= Buy Me =

Buy Me is a television program that has aired on HGTV in the U.S. since 2005, and on HGTV Canada since 2003, where it is that cable network's most popular show. It is also seen in Belgium and South Africa, either dubbed or with subtitles. It is produced by Whalley-Abbey Media Holdings (WHAM), which is owned by Debbie Travis and her husband, and produced Debbie Travis' Facelift.

It shows the entire process of selling a home, from listing the property, to repairing any problems with it, to open houses, to the negotiations of the selling process. It covers all of the details of the process, including home inspections, and occasionally even mild arguments between the sellers and real estate agents. Occasionally, the home fails to sell within the six-month period allotted, but in most cases (whether it sells or not) a postscript of sorts is given by the narrator or in text, stating how things turned out.

The show is generally taped around WHAM's native Montreal, and receives a Quebec tax credit for film and video production. A few more recent episodes are clearly shot around Vancouver in coastal British Columbia, and some in Calgary, Alberta's largest city. New episodes are being taped in the U.S., in both Raleigh, North Carolina and Denver, Colorado. The show has been renewed for five more 13-episode seasons.

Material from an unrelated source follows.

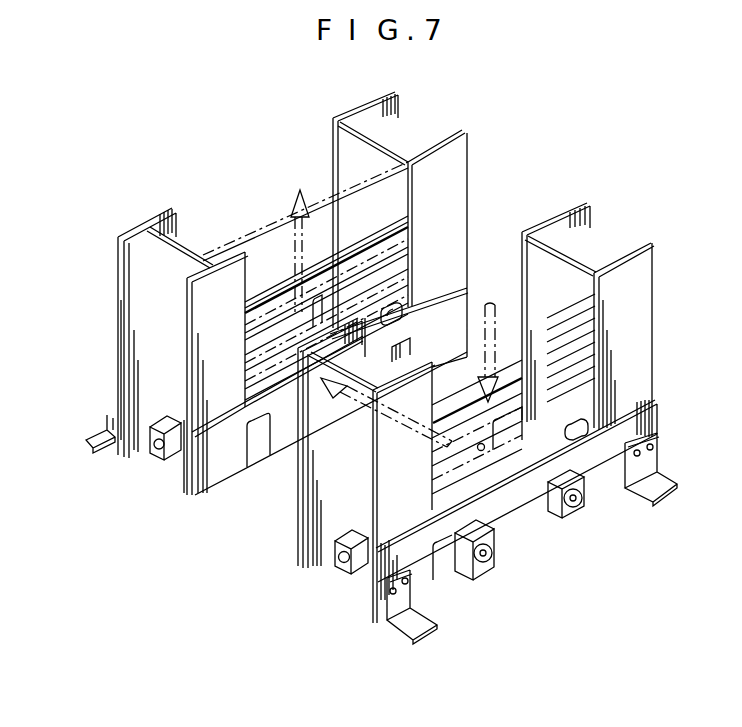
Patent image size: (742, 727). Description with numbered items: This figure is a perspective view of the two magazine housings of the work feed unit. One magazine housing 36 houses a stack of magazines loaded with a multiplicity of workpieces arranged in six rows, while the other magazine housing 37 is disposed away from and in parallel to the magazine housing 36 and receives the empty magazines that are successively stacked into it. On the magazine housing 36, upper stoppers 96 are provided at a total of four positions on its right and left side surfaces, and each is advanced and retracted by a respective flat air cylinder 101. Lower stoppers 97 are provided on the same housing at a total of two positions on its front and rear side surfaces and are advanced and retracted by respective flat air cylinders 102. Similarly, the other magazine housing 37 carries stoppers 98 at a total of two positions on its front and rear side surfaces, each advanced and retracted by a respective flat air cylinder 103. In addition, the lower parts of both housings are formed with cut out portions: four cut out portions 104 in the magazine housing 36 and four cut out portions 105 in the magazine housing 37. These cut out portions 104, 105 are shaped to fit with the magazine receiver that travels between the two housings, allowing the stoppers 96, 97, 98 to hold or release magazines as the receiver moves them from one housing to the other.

Apparently because the show is seen by both Canadian and American audiences, any obvious indications of the shooting location are eliminated, including the blurring of street signs, and the omission of any place names by the narrator. Prices discussed are not changed or converted however, particularly since the U.S. dollar and Canadian dollar are nearly equal in value (As of 2007).

A similar series, Bought & Sold, has started airing As of May 2007 on HGTV in the U.S.